Par Gaston Kelman, écrivain
L’élection présidentielle camerounaise s’est déroulée le 09 octobre 2011. Je me suis permis de mettre en garde contre une éventuelle tentation d’intervention extérieure qui hanterait certains esprits nationaux. Je voulais savoir les Camerounais assez sages pour éviter toute dérive postélectorale. Un politologue m’a interpellé au cours d’une émission nocturne sur STV2 à laquelle j’intervenais par courriel interposé. Me prenant de haut, il me renvoyait à mes angoisses et fantasmes divinatoires de mauvais augure, jurant que jamais cela ne se passerait au Cameroun.
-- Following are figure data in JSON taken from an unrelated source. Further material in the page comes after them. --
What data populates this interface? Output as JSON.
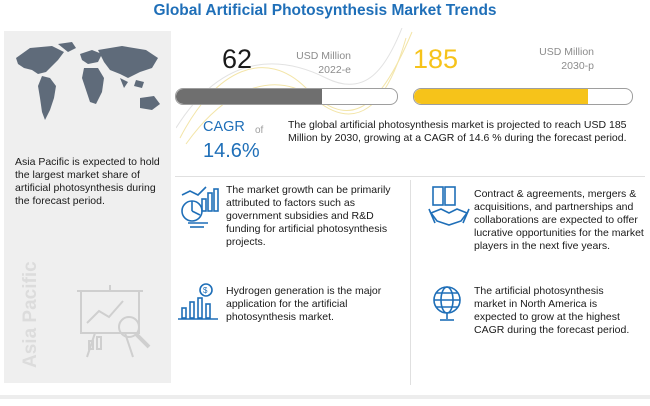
{
  "title": "Global Artificial Photosynthesis Market Trends",
  "left_panel": {
    "region_text": "Asia Pacific is expected to hold the largest market share of artificial photosynthesis during the forecast period.",
    "region_label": "Asia Pacific",
    "icons": [
      "world-map-icon",
      "analytics-board-icon"
    ]
  },
  "metrics": [
    {
      "value": "62",
      "unit": "USD Million",
      "year": "2022-e",
      "bar_fraction": 0.66,
      "color": "#6f6f6f"
    },
    {
      "value": "185",
      "unit": "USD Million",
      "year": "2030-p",
      "bar_fraction": 0.8,
      "color": "#f6c31a"
    }
  ],
  "cagr": {
    "label": "CAGR",
    "of": "of",
    "value": "14.6%"
  },
  "summary": "The global artificial photosynthesis market is projected to reach USD 185 Million by 2030, growing at a CAGR of 14.6 % during the forecast period.",
  "facts": [
    {
      "text": "The market growth can be primarily attributed to factors such as government subsidies and R&D funding for artificial photosynthesis projects.",
      "icon": "growth-chart-icon"
    },
    {
      "text": "Contract & agreements, mergers & acquisitions, and partnerships and collaborations are expected to offer lucrative opportunities for the market players in the next five years.",
      "icon": "handshake-icon"
    },
    {
      "text": "Hydrogen generation is the major application for the artificial photosynthesis market.",
      "icon": "dollar-bar-chart-icon"
    },
    {
      "text": "The artificial photosynthesis market in North America is expected to grow at the highest CAGR during the forecast period.",
      "icon": "globe-icon"
    }
  ],
  "colors": {
    "title": "#1f6fb8",
    "accent": "#f6c31a",
    "dark_bar": "#6f6f6f",
    "panel": "#efefef"
  }
}
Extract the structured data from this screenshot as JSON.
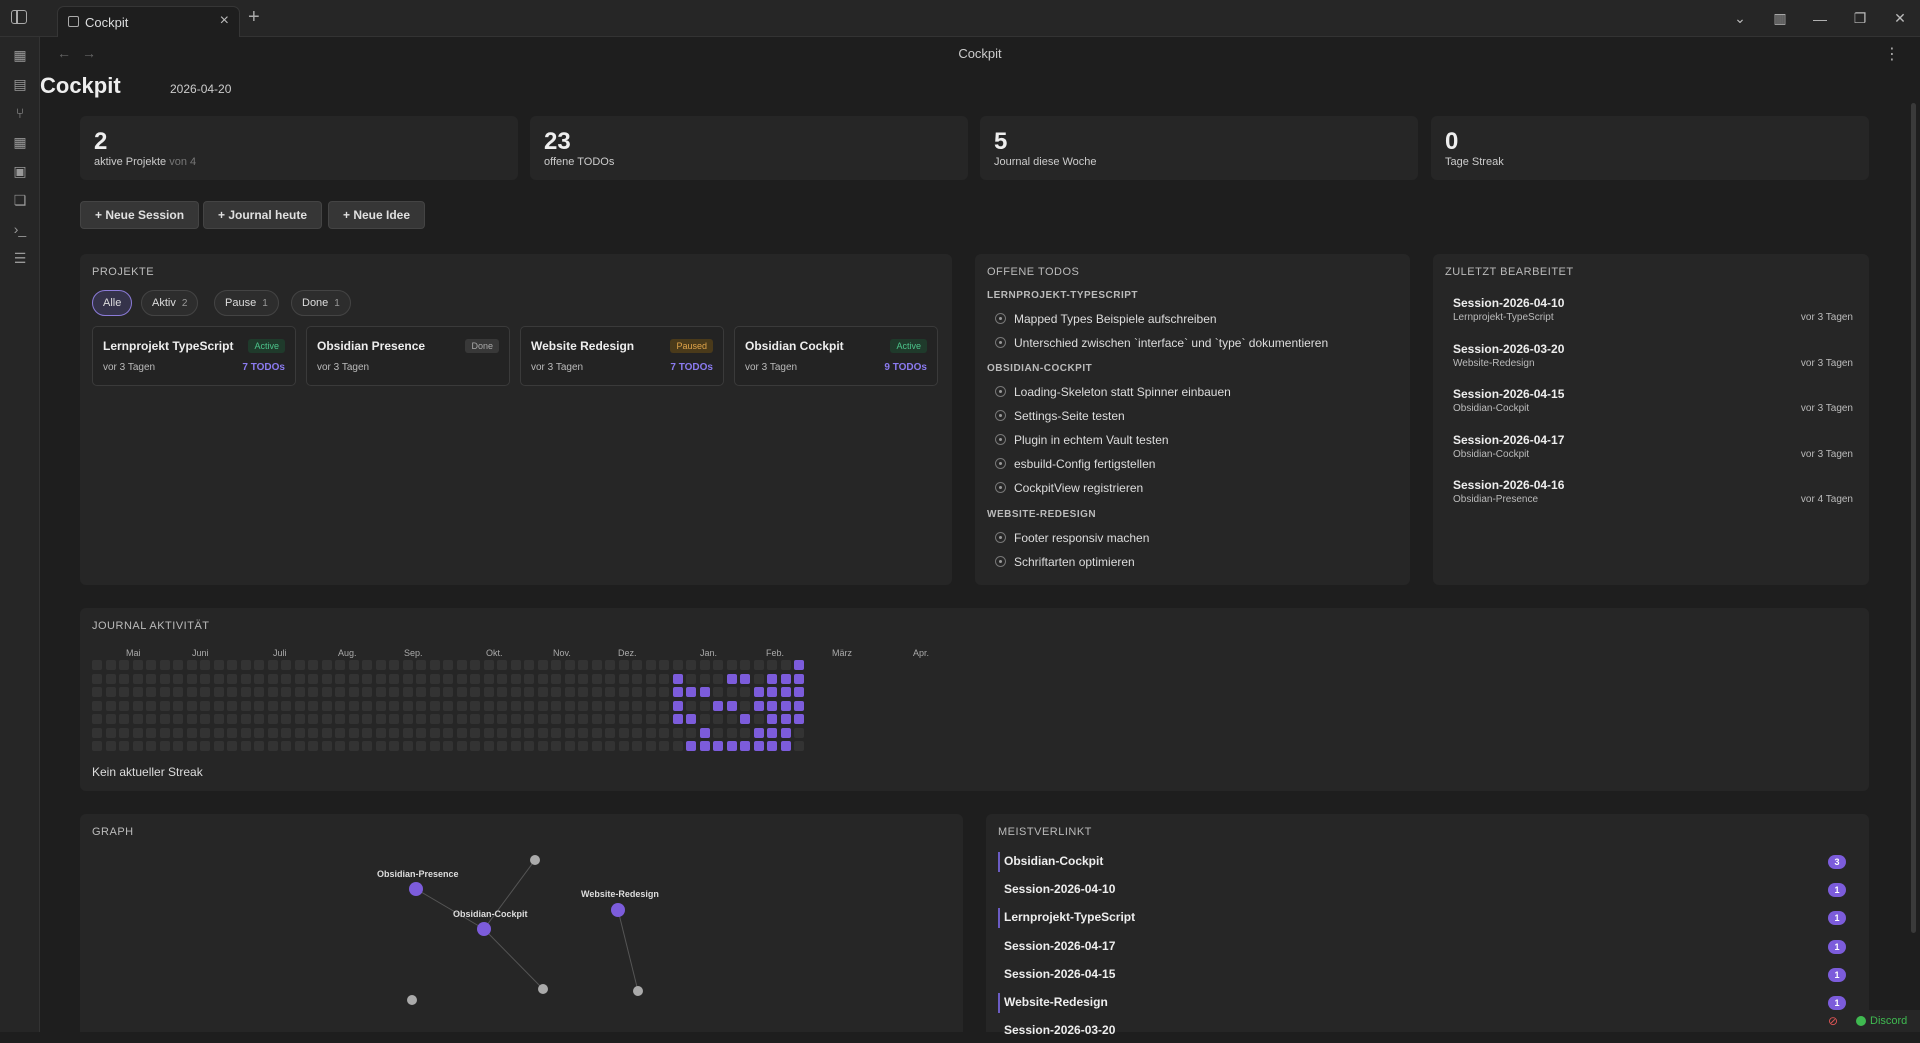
{
  "tab": {
    "label": "Cockpit"
  },
  "view": {
    "title": "Cockpit"
  },
  "page": {
    "title": "Cockpit",
    "date": "2026-04-20"
  },
  "stats": [
    {
      "value": "2",
      "label": "aktive Projekte",
      "sub": "von 4"
    },
    {
      "value": "23",
      "label": "offene TODOs",
      "sub": ""
    },
    {
      "value": "5",
      "label": "Journal diese Woche",
      "sub": ""
    },
    {
      "value": "0",
      "label": "Tage Streak",
      "sub": ""
    }
  ],
  "actions": {
    "new_session": "+ Neue Session",
    "journal_today": "+ Journal heute",
    "new_idea": "+ Neue Idee"
  },
  "projects": {
    "heading": "Projekte",
    "filters": [
      {
        "label": "Alle",
        "count": ""
      },
      {
        "label": "Aktiv",
        "count": "2"
      },
      {
        "label": "Pause",
        "count": "1"
      },
      {
        "label": "Done",
        "count": "1"
      }
    ],
    "items": [
      {
        "name": "Lernprojekt TypeScript",
        "status": "Active",
        "time": "vor 3 Tagen",
        "todos": "7 TODOs"
      },
      {
        "name": "Obsidian Presence",
        "status": "Done",
        "time": "vor 3 Tagen",
        "todos": ""
      },
      {
        "name": "Website Redesign",
        "status": "Paused",
        "time": "vor 3 Tagen",
        "todos": "7 TODOs"
      },
      {
        "name": "Obsidian Cockpit",
        "status": "Active",
        "time": "vor 3 Tagen",
        "todos": "9 TODOs"
      }
    ]
  },
  "todos": {
    "heading": "Offene TODOs",
    "groups": [
      {
        "name": "LERNPROJEKT-TYPESCRIPT",
        "items": [
          "Mapped Types Beispiele aufschreiben",
          "Unterschied zwischen `interface` und `type` dokumentieren"
        ]
      },
      {
        "name": "OBSIDIAN-COCKPIT",
        "items": [
          "Loading-Skeleton statt Spinner einbauen",
          "Settings-Seite testen",
          "Plugin in echtem Vault testen",
          "esbuild-Config fertigstellen",
          "CockpitView registrieren"
        ]
      },
      {
        "name": "WEBSITE-REDESIGN",
        "items": [
          "Footer responsiv machen",
          "Schriftarten optimieren"
        ]
      }
    ]
  },
  "recent": {
    "heading": "Zuletzt bearbeitet",
    "items": [
      {
        "name": "Session-2026-04-10",
        "project": "Lernprojekt-TypeScript",
        "time": "vor 3 Tagen"
      },
      {
        "name": "Session-2026-03-20",
        "project": "Website-Redesign",
        "time": "vor 3 Tagen"
      },
      {
        "name": "Session-2026-04-15",
        "project": "Obsidian-Cockpit",
        "time": "vor 3 Tagen"
      },
      {
        "name": "Session-2026-04-17",
        "project": "Obsidian-Cockpit",
        "time": "vor 3 Tagen"
      },
      {
        "name": "Session-2026-04-16",
        "project": "Obsidian-Presence",
        "time": "vor 4 Tagen"
      }
    ]
  },
  "journal": {
    "heading": "Journal Aktivität",
    "months": [
      "Mai",
      "Juni",
      "Juli",
      "Aug.",
      "Sep.",
      "Okt.",
      "Nov.",
      "Dez.",
      "Jan.",
      "Feb.",
      "März",
      "Apr."
    ],
    "streak_text": "Kein aktueller Streak",
    "active_cells": [
      [
        49,
        1
      ],
      [
        49,
        2
      ],
      [
        49,
        3
      ],
      [
        49,
        4
      ],
      [
        50,
        6
      ],
      [
        50,
        4
      ],
      [
        50,
        2
      ],
      [
        51,
        6
      ],
      [
        51,
        5
      ],
      [
        51,
        2
      ],
      [
        52,
        6
      ],
      [
        52,
        3
      ],
      [
        53,
        6
      ],
      [
        53,
        1
      ],
      [
        53,
        3
      ],
      [
        54,
        6
      ],
      [
        54,
        1
      ],
      [
        54,
        4
      ],
      [
        55,
        6
      ],
      [
        55,
        2
      ],
      [
        55,
        3
      ],
      [
        55,
        5
      ],
      [
        56,
        6
      ],
      [
        56,
        1
      ],
      [
        56,
        2
      ],
      [
        56,
        3
      ],
      [
        56,
        4
      ],
      [
        56,
        5
      ],
      [
        57,
        6
      ],
      [
        57,
        1
      ],
      [
        57,
        2
      ],
      [
        57,
        3
      ],
      [
        57,
        4
      ],
      [
        57,
        5
      ],
      [
        58,
        0
      ],
      [
        58,
        1
      ],
      [
        58,
        2
      ],
      [
        58,
        3
      ],
      [
        58,
        4
      ]
    ]
  },
  "graph": {
    "heading": "Graph",
    "nodes": [
      {
        "label": "Obsidian-Presence"
      },
      {
        "label": "Obsidian-Cockpit"
      },
      {
        "label": "Website-Redesign"
      }
    ]
  },
  "linked": {
    "heading": "Meistverlinkt",
    "items": [
      {
        "name": "Obsidian-Cockpit",
        "count": "3",
        "bar": true
      },
      {
        "name": "Session-2026-04-10",
        "count": "1",
        "bar": false
      },
      {
        "name": "Lernprojekt-TypeScript",
        "count": "1",
        "bar": true
      },
      {
        "name": "Session-2026-04-17",
        "count": "1",
        "bar": false
      },
      {
        "name": "Session-2026-04-15",
        "count": "1",
        "bar": false
      },
      {
        "name": "Website-Redesign",
        "count": "1",
        "bar": true
      },
      {
        "name": "Session-2026-03-20",
        "count": "",
        "bar": false
      }
    ]
  },
  "statusbar": {
    "label": "Discord"
  }
}
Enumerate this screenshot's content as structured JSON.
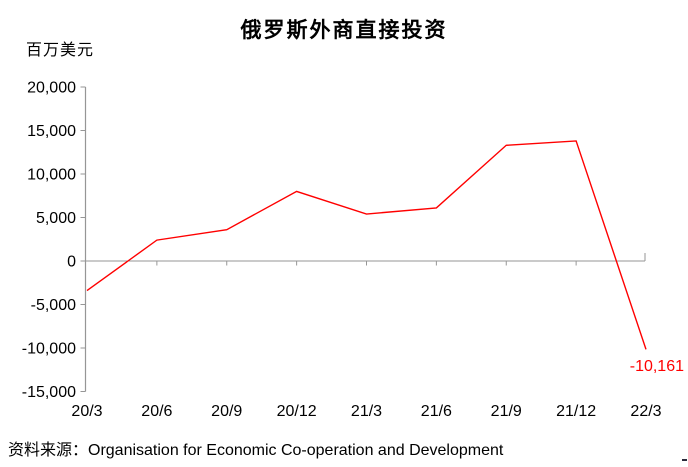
{
  "page": {
    "background": "#FFFFFF"
  },
  "chart_data": {
    "type": "line",
    "title": "俄罗斯外商直接投资",
    "unit_label": "百万美元",
    "xlabel": "",
    "ylabel": "百万美元",
    "categories": [
      "20/3",
      "20/6",
      "20/9",
      "20/12",
      "21/3",
      "21/6",
      "21/9",
      "21/12",
      "22/3"
    ],
    "series": [
      {
        "name": "俄罗斯外商直接投资",
        "color": "#FF0000",
        "values": [
          -3400,
          2400,
          3600,
          8000,
          5400,
          6100,
          13300,
          13800,
          -10161
        ]
      }
    ],
    "last_point_label": "-10,161",
    "last_point_label_color": "#FF0000",
    "ylim": [
      -15000,
      20000
    ],
    "ytick_step": 5000,
    "ytick_labels": [
      "20,000",
      "15,000",
      "10,000",
      "5,000",
      "0",
      "-5,000",
      "-10,000",
      "-15,000"
    ],
    "grid": "zero-baseline-only",
    "legend_position": "none",
    "axis_color": "#969696",
    "text_color": "#000000"
  },
  "source": {
    "label": "资料来源：Organisation  for  Economic  Co-operation  and  Development"
  }
}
Je me surprenais qu’un politologue ne comprît pas que, dans le contexte d’une Afrique en mouvement, la probabilité serait forte que certains membres de l’opposition pensent que le temps était propice à tous les possibles ; qu’il suffirait de claquer les doigts postélectoraux pour que des communautés internationales viennent rééditer les épisodes ivoiriens, tunisiens ou égyptiens. Qu’importe si ces situations n’avaient rien à voir entre elles et avec le Cameroun. Je comprenais très bien que l’homme de l’art ne faisait pas de l’analyse politique mais exprimait ses v ux pieux que malheureusement il présentait comme une émanation de sa science. Aujourd’hui, avec la coalition aussi incolore qu’inattendue de certains leaders de l’opposition, nous assistons à un épisode des plus picrocholins de la politique camerounaise. Des responsables politiques, des juristes et l’homme de la rue ont fait preuve de bon sens dans leur condamnation de cet oxymore politicien, de cette extravagance humoristique, pour qu’il soit besoin que j’y revienne.
Je ne voudrais pas me poser des questions sur les motivations des gens qui n’ont pas su ou voulu faire l’union pour gagner mais décident de la faire pour envoyer les enfants dans la rue. Je ne voudrais pas me poser des questions sur la logique de celui-là qui proclamait à la télévision, que si John Fru Ndi avait refusé la candidature concertée de Ndam Njoya en 2004, c’est parce qu’il se jugeait le seul digne de cette place. Je ne voudrais pas me poser des questions sur le sort que les Camerounais réserveront à cette galipette soudaine de l’union de l’opposition. Mais je voudrais les rassurer. Si leur objectif, comme aucun de mes fantasmes les plus débridés ne me permet de le croire, est de voir intervenir l’étranger par une ingérence sous quelque forme que ce soit, je ne souhaiterais à personne d’être à leur place face à l’histoire. Il y a eu les mouvements arabes très vite baptisés Printemps, avec toutes les promesses que ce prénom suggère. Ces mouvements ont été initiés par la jeunesse hors de tout contexte électoral, sans l’appel d’aucun parti politique. Hélas, nous observons que les résultats sont à la dimension de l’innocence de cette jeunesse, aujourd’hui dépossédée de cette espérance par ceux qui n’ont jamais su la faire surgir. Ces groupes qui courent vers les suffrages, vont transformer les printemps en crépuscule à peine annonciateur d’une lointaine aube printanière. Mais un cap démocratique a été franchi sans que les politiques qui en sont les héritiers plutôt indignes en aient été les initiateurs. Au Cameroun, avec nos conspirateurs à peine catilinesques, ce ne serait même pas l’annonce d’une aube lointaine, mais la chute immédiate dans une saison blanche et sèche.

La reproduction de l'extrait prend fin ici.